- Born: September 18, 1959 (age 66) Clayton, Georgia

NASCAR Craftsman Truck Series career
- 27 races run over 5 years
- Best finish: 21st (2001)
- First race: 2000 Ram Tough 200 (Gateway)
- Last race: 2002 O'Reilly Auto Parts 250 (Kansas)
| Wins | Top tens | Poles |
| 0 | 0 | 0 |

= Tom Powers (racing driver) =

American racing driver

Tom Powers (born September 18, 1959) is an American former stock car racing driver. He drove for his own team in the NASCAR Craftsman Truck Series from 2000 to 2002.

Powers made his debut in the series in 2000. He started 28th and finished 27th in a lone start at Gateway.

Powers stepped it up in 2001, running sixteen races. On the downside, his team was low-budget and struggled throughout the entire season.
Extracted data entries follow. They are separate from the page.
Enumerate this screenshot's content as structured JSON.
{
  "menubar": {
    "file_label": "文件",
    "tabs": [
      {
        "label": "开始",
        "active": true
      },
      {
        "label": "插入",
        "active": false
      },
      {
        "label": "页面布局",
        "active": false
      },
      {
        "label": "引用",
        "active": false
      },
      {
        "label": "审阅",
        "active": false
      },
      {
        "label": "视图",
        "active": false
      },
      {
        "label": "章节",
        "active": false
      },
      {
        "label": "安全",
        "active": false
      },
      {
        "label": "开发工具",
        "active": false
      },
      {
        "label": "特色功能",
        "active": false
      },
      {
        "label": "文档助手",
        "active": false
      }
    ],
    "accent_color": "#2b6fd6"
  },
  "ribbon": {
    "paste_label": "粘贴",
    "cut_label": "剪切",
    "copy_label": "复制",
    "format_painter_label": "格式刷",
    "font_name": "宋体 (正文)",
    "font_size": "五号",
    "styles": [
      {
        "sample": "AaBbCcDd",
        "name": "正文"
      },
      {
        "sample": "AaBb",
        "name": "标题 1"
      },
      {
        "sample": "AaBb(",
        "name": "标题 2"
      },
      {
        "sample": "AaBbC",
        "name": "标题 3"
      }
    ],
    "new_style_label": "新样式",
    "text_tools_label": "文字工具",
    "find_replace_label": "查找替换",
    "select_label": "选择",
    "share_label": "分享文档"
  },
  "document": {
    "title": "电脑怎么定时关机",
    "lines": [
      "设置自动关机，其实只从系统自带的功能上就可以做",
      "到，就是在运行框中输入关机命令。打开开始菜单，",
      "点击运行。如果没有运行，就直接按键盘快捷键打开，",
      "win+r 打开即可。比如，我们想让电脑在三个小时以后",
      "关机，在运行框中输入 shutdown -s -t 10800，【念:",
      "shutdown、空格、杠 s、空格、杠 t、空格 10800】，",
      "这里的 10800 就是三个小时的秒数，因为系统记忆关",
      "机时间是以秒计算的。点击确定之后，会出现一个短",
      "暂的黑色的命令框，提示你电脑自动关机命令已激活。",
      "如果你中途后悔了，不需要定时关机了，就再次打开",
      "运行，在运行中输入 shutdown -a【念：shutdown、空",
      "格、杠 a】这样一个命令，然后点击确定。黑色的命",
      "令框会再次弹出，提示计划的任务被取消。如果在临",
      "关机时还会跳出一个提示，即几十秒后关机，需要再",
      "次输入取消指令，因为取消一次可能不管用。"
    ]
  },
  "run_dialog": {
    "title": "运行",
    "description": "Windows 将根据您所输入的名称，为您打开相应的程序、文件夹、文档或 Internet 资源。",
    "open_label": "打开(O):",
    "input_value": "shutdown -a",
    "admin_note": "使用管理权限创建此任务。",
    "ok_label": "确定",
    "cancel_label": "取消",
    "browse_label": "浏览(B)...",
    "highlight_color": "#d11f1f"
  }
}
However, he did have a best finish of 16th at Chicago Motor and had two other top-20 finishes: at Nashville and Kentucky. Powers' main problem was finishing races. His team only finished half of the races they started, leading the team to 21st in 2001 points.

Powers' team still ran on a limited schedule and budget in 2002, only managing to make ten starts. The results were none too bright. His best finishes on the year were a pair of 20ths at Dover and Kansas. Oddly, despite the loss of results, Powers was much more consistent, finishing all but one race in the year. However, the low budget finally forced Powers out of NASCAR after 2002 and Powers has not raced in major NASCAR since.